Uğur Karaduman, Vicdan Vakfı Fotoğraf Topluluğu'nun düzenlediği "fotoğraf safarileri"nin ardındaki anlamlı sloganı paylaştı: "Tetiğe değil, deklanşöre bas!" Bu sloganla, doğaya, canlılara ve insanlara zarar vermeden, etik kurallar çerçevesinde fotoğraf çekmenin önemine vurgu yapıldı. Fotoğrafın bir "görme eğitimi" olduğunu belirterek, detayı fark etmenin ve beyninde fotoğrafı görmenin önemini anlattı.
Gelecek Planları ve Katılım Çağrısı
Vicdan Vakfı Fotoğraf Topluluğu, bu yıl içerisinde "Vicdan Fotoğraf Yarışması" düzenlemeyi ve ardından bir sergi açmayı planlıyor. Uğur Karaduman, yarışmaya dışarıdan katılımlar olabileceği gibi, daha çok eğitim alan öğrencileri teşvik etmeyi hedeflediklerini belirtti.

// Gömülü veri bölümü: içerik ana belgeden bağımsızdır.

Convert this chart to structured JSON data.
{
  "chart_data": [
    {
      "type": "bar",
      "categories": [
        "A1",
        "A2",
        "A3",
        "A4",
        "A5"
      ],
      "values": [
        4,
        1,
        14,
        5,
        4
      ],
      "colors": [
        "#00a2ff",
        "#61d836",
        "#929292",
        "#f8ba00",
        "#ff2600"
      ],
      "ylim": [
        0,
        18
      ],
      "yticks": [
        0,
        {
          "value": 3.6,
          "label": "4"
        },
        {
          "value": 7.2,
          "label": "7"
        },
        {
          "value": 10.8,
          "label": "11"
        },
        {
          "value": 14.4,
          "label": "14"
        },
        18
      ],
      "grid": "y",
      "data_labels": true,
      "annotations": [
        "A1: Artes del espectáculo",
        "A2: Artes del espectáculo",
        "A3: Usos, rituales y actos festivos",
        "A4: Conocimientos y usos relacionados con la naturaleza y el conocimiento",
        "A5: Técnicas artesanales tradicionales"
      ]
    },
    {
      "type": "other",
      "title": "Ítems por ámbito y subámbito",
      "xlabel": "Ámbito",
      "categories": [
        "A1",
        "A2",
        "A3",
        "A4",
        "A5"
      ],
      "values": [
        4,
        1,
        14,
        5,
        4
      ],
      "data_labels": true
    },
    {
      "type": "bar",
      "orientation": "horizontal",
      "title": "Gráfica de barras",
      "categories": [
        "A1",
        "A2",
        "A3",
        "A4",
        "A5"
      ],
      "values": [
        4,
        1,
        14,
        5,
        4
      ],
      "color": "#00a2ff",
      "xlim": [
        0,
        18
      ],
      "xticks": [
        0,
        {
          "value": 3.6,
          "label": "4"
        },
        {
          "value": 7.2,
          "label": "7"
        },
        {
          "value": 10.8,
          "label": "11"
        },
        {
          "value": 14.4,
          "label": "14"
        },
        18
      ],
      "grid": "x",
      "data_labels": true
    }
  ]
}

Fotoğraf sanatına ilgi duyan herkesi Vicdan Vakfı'nın düzenlediği eğitimlere ve fotoğraf topluluğuna katılmaya davet eden Karaduman, başvuru yapmak isteyenlerin Vicdan Vakfı web sitesindeki etkinlikler bölümünden fotoğraf eğitimine başvuru formunu doldurabileceklerini duyurdu. Ayrıca fotoğraf eğitimi almış ve portfolyosu olanların da topluluğa katılabileceğini ekledi.
Söyleşi sonunda izleyicilerden gelen "Ara Güler'in rastgele çekilen fotoğraflar daha güzeldir sözü ne anlama geliyor?", "Gelişmiş bir fotoğraf makinesi ressamın beynine benzer mi?" ve "Neden fotoğrafçı olmalıyım? Fotoğrafçılık insana ne katar?" gibi sorulara da doyurucu yanıtlar verildi. Özellikle fotoğrafçılığın insanı daha duyarlı, farkındalık sahibi ve empatik bir birey yaptığı vurgulandı.
YouTube da canlı izlemiştim. Bana yeni bakış açıları kazandırdı.